Doch selbst das hält ihn nicht davon ab. Auf der Fährte der Geschichten seiner Mutter durchstreift er weiterhin die unfruchtbaren Himmelsstriche der Farm und kümmert sich um seine Schafe und Ziegen. Und dann passiert etwas, das die Gleichförmigkeit der Tage aufbricht. Eines Nachmittags kniet er wie üblich auf einem Sandfleck und versucht, Buchstaben zu formen, als jemand sich neben ihn setzt. Wahrscheinlich ist die grimmige Hitze schuld daran, dass er nur noch verschwommen sieht, weil Schweißtropfen ihm in die Augen kullern und er nicht so recht erkennen kann, wer oder was es ist. Zuerst sieht es aus wie ein Baum. Dann verwandelt es sich in etwas Schattenhaftes. Nach einer Weile, als er es aus den Augenwinkeln noch einmal anschaut, verändert es erneut seine Gestalt. Eine riesige Gottesanbeterin. Nein. Doch ein menschliches Wesen. Ein sehr großer, muskulöser Mann.
»Wer bist du, dass du dich so an mich ranschleichst?«, fragt Kupido zögerlich.
»Ich bin Heitsi-Eibib«, antwortet der Mann.
Kupido kriegt einen solchen Schreck, dass er beinahe hintüber fällt. Doch er ist zu benommen, um sich zu bewegen. Wie eine Maus vor einer Schlange sitzt er einfach wie gelähmt da.
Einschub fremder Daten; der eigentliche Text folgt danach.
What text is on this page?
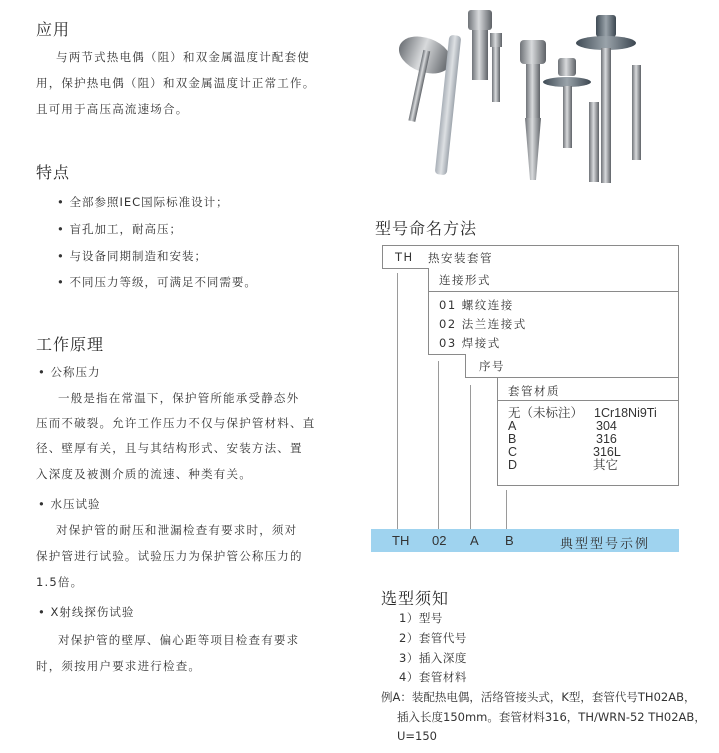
应用
与两节式热电偶（阻）和双金属温度计配套使
用，保护热电偶（阻）和双金属温度计正常工作。
且可用于高压高流速场合。
特点
• 全部参照IEC国际标准设计；
• 盲孔加工，耐高压；
• 与设备同期制造和安装；
• 不同压力等级，可满足不同需要。
工作原理
• 公称压力
一般是指在常温下，保护管所能承受静态外
压而不破裂。允许工作压力不仅与保护管材料、直
径、壁厚有关，且与其结构形式、安装方法、置
入深度及被测介质的流速、种类有关。
• 水压试验
对保护管的耐压和泄漏检查有要求时，须对
保护管进行试验。试验压力为保护管公称压力的
1.5倍。
• X射线探伤试验
对保护管的壁厚、偏心距等项目检查有要求
时，须按用户要求进行检查。
型号命名方法
TH 热安装套管
连接形式
01 螺纹连接
02 法兰连接式
03 焊接式
序号
套管材质
无（未标注） 1Cr18Ni9Ti
A	304
B	316
C	316L
D	其它
TH 02 A B	典型型号示例
选型须知
1）型号
2）套管代号
3）插入深度
4）套管材料
例A：装配热电偶，活络管接头式，K型，套管代号TH02AB，
插入长度150mm。套管材料316，TH/WRN-52 TH02AB，
U=150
»Hab keine Angst«, sagt Heitsi-Eibib. »Ich habe dir etwas mitgebracht.«
Er hält etwas zwischen Daumen und Zeigefinger und streckt es Kupido hin – den Zahn eines Löwen.
»Bind ihn dir um den Hals«, fährt er mit tiefer, leise grollender Stimme fort. »Es wird dich vor allem Übel schützen.«
Am Tag darauf und an den folgenden Tagen gewöhnt er sich allmählich an den großen Mann. Sie fangen an, sich zu unterhalten. Heitsi-Eibib kann Geschichten erzählen wie niemand sonst auf der ganzen Welt. Langsam versickert Kupidos Angst wie Wasser in trockenem Sand. Und von da an holt Heitsi-Eibib, wann immer ein Schaf oder eine Ziege streunt, sein mit Fett gefülltes Medizinhorn hervor und taucht den dünnen Dorn einer Aloe hinein, so dass nur noch eine Daumenlänge davon zu sehen ist. Den zündet er an und hält ihn in den Wind; wenn Kupido dann dem Rauch folgt, findet er mit Sicherheit das verirrte Tier. Nie wieder bekommt er vom Baas Prügel, weil er eines von den Schafen oder eine Ziege in seiner Obhut verloren hat.
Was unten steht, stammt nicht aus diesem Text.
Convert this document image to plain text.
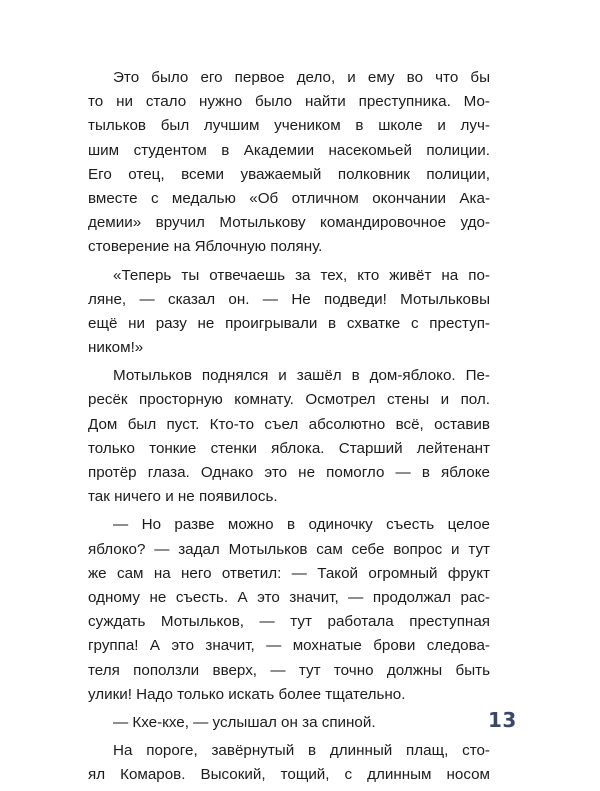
Это было его первое дело, и ему во что бы
то ни стало нужно было найти преступника. Мо-
тыльков был лучшим учеником в школе и луч-
шим студентом в Академии насекомьей полиции.
Его отец, всеми уважаемый полковник полиции,
вместе с медалью «Об отличном окончании Ака-
демии» вручил Мотылькову командировочное удо-
стоверение на Яблочную поляну.
«Теперь ты отвечаешь за тех, кто живёт на по-
ляне, — сказал он. — Не подведи! Мотыльковы
ещё ни разу не проигрывали в схватке с преступ-
ником!»
Мотыльков поднялся и зашёл в дом-яблоко. Пе-
ресёк просторную комнату. Осмотрел стены и пол.
Дом был пуст. Кто-то съел абсолютно всё, оставив
только тонкие стенки яблока. Старший лейтенант
протёр глаза. Однако это не помогло — в яблоке
так ничего и не появилось.
— Но разве можно в одиночку съесть целое
яблоко? — задал Мотыльков сам себе вопрос и тут
же сам на него ответил: — Такой огромный фрукт
одному не съесть. А это значит, — продолжал рас-
суждать Мотыльков, — тут работала преступная
группа! А это значит, — мохнатые брови следова-
теля поползли вверх, — тут точно должны быть
улики! Надо только искать более тщательно.
— Кхе-кхе, — услышал он за спиной.
На пороге, завёрнутый в длинный плащ, сто-
ял Комаров. Высокий, тощий, с длинным носом
13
Von Zeit zu Zeit, wenn er die Nacht draußen im Busch verbringen muss, bringt Heitsi-Eibib ihm bei, was er über die Sterne wissen muss. Gleich nach Sonnenuntergang, so erfährt er, muss er ganz genau hinsehen. In dem Augenblick, wenn der kleine Schwarm der Sieben Schwestern sichtbar wird, muss er so laut singen, wie er nur kann. Das bringt ihm, darauf kann er sich verlassen, Glück. Und er soll immer den Mond hoch achten, denn der ist nicht nur Heitsi-Eibib selber, sondern auch, auf irgendeine geheimnisvolle, verdrehte Art, der gute Gott Tsui-Goab, der zu Anbeginn der Zeit all die Felsen und Steine geschaffen hat, aus denen später die Menschen hervorgegangen sind. Und die Schlangen. Heitsi-Eibib zeigt ihm, dass jede kleine Quelle im Buschland von einer Schlange bewacht wird. Diese Schlange darf man nicht töten, denn dann trocknet die Quelle aus und bringt allem, was daraus sonst Leben schöpft, den Tod. Ist eine Quelle erst einmal ausgetrocknet, kann man genauso gut gleich weiterziehen. Dann ist da nur noch Stein.